Area Chased: W TX
Discussion: Amos Magliocco, Scott Blair, Jason Poliette, and myself left our hotel in AMA and went SE on 287. There was on going convection to our N and NE that sustained a gust front just north of 287. The threat for supercells on this boundary appeared extremely marginal giving how strong the cold pool was and the undercutting nature that would ensue.

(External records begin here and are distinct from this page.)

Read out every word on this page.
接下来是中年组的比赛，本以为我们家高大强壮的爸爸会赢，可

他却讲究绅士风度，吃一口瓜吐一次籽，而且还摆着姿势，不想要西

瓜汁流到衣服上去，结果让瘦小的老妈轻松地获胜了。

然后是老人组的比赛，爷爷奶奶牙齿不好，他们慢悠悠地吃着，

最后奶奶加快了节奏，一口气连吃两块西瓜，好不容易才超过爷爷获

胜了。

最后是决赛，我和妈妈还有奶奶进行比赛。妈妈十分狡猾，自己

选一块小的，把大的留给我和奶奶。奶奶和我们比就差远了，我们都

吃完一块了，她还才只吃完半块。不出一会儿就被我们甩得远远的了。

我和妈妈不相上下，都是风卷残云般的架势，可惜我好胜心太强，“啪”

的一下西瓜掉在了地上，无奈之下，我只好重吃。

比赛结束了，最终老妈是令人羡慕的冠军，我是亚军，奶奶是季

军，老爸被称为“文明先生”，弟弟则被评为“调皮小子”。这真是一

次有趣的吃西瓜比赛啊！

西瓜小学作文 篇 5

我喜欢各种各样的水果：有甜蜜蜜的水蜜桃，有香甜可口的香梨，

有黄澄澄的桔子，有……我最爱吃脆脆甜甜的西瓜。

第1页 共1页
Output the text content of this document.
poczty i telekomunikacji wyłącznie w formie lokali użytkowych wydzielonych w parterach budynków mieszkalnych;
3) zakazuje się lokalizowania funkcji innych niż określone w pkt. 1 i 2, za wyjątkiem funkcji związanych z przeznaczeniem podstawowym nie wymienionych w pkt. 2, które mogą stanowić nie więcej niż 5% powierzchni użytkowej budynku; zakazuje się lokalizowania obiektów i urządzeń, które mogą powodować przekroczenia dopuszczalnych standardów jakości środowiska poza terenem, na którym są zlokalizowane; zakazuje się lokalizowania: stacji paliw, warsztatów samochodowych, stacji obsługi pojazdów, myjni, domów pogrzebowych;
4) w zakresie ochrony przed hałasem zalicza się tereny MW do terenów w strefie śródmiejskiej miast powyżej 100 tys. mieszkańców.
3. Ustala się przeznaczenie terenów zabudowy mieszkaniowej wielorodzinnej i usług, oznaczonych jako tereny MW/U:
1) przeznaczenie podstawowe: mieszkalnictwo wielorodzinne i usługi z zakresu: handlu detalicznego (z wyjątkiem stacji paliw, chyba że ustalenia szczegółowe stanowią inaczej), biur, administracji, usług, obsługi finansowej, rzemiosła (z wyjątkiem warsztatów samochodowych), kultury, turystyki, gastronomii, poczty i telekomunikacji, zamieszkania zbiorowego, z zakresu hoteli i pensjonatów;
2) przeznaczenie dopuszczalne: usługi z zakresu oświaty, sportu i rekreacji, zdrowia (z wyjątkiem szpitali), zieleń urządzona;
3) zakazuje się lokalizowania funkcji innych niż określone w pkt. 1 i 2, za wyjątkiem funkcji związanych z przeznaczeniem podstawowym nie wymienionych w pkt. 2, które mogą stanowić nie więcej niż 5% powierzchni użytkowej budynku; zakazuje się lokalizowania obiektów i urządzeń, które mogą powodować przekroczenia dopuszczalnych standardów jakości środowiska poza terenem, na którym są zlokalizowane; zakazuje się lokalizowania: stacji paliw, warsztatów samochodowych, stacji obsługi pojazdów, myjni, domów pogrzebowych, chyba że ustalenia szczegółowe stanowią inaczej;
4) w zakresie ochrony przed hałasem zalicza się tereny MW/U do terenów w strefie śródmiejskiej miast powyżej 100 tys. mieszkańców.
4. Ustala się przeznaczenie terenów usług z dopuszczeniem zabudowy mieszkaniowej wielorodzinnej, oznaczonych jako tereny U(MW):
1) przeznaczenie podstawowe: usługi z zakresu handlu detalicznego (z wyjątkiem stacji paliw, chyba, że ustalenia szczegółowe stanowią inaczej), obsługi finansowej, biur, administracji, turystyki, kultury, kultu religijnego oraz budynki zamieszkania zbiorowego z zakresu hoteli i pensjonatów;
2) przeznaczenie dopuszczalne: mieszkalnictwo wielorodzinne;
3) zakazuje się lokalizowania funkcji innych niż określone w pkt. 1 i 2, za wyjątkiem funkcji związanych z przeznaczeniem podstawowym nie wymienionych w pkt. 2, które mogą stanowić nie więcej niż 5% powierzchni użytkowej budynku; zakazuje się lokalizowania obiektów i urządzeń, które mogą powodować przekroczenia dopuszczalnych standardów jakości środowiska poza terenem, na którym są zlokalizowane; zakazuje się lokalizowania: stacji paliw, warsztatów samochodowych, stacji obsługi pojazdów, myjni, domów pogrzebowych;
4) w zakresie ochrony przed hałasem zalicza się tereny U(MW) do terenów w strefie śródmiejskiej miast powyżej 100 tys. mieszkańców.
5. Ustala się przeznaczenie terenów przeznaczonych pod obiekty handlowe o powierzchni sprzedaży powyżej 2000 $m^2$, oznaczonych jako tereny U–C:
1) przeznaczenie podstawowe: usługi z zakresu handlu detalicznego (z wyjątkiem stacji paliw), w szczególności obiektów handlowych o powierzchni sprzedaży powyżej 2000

We dove south towards some convective towers near Turkey, and then Metador, TX. Neither seemed to organize very well. New storms formed on the tail end south of Spur, TX. We dove south and encountered a violent supercell northwest of Jayton, TX. We observed many tornadoes including an orange dusty wedge. When the storm began to get seeded by the southern storm, Amos and myself drove east of the storm getting some awesome structure shots. We dove south towards the southern storm, but found it to be too outflow dominant to be tornadic. We chased it until sunset and found a nice hidden dinner place in Jayton, TX. Amos, Scott, Jason, and myself met up with Bob Fritchie and Rachael Sigler for dinner.
Pictures:
We
dove south towards this storm and immediately realized this was going to be a very
significant storm.
The view was
incredible, and luckily my placement allowed me to shoot structure.
More
tornadic structure shots.
Continued
shots of the first tornado we observed.
The tornado
began to dissipate and the far right hand image shows what's left of the tornado with weak
debris cloud.
We dove south to flank it and were treated to another brief tornado SE of the first
tornado.
A bowl shaped funnel with multiple vortices developed, view is
looking WNW.
This bowl
shape morphed into a large cone tornado as it came out of a valley.
Shot of Amos
taking a still as it began to show signs of occlusion and intensification.
The tornado
morphed into a dusty wedge tornado.
Very tight mesocyclone and associated large tornado.
We finally got cut off by the RFD and got some strong winds at our location.
Amos and I
drove east and got a view of the whole storm. It then began to produce yet another
tornado! It's hard to see in the first few shots.
Some more
images of structure and the tornado. It looks like an easy shot, but it was actually
quite hard. It was raining steadily and lightning was too close for comfort.
So I could run up the hill since my car was in a valley, take a few pictures, and if it
looked like the tornado dissipated I would run back down the hill to take shelter in the
car. Then Amos would say it looks like it might be touching down again, so I would
run up back up the hill and risk the lightning. :-)
The storm began to weaken rapidly, but not without some
incredible structure. Nice smooth beaver tail extended from the storm well to our
NE.
The second
supercell was briefly tornadic and then became HP. The structure on it was nice, and
it occasionally had wallclouds before getting undercut.
We were treated to a gorgeous mammatus display just before we ate
dinner at a small diner in Jayton, TX.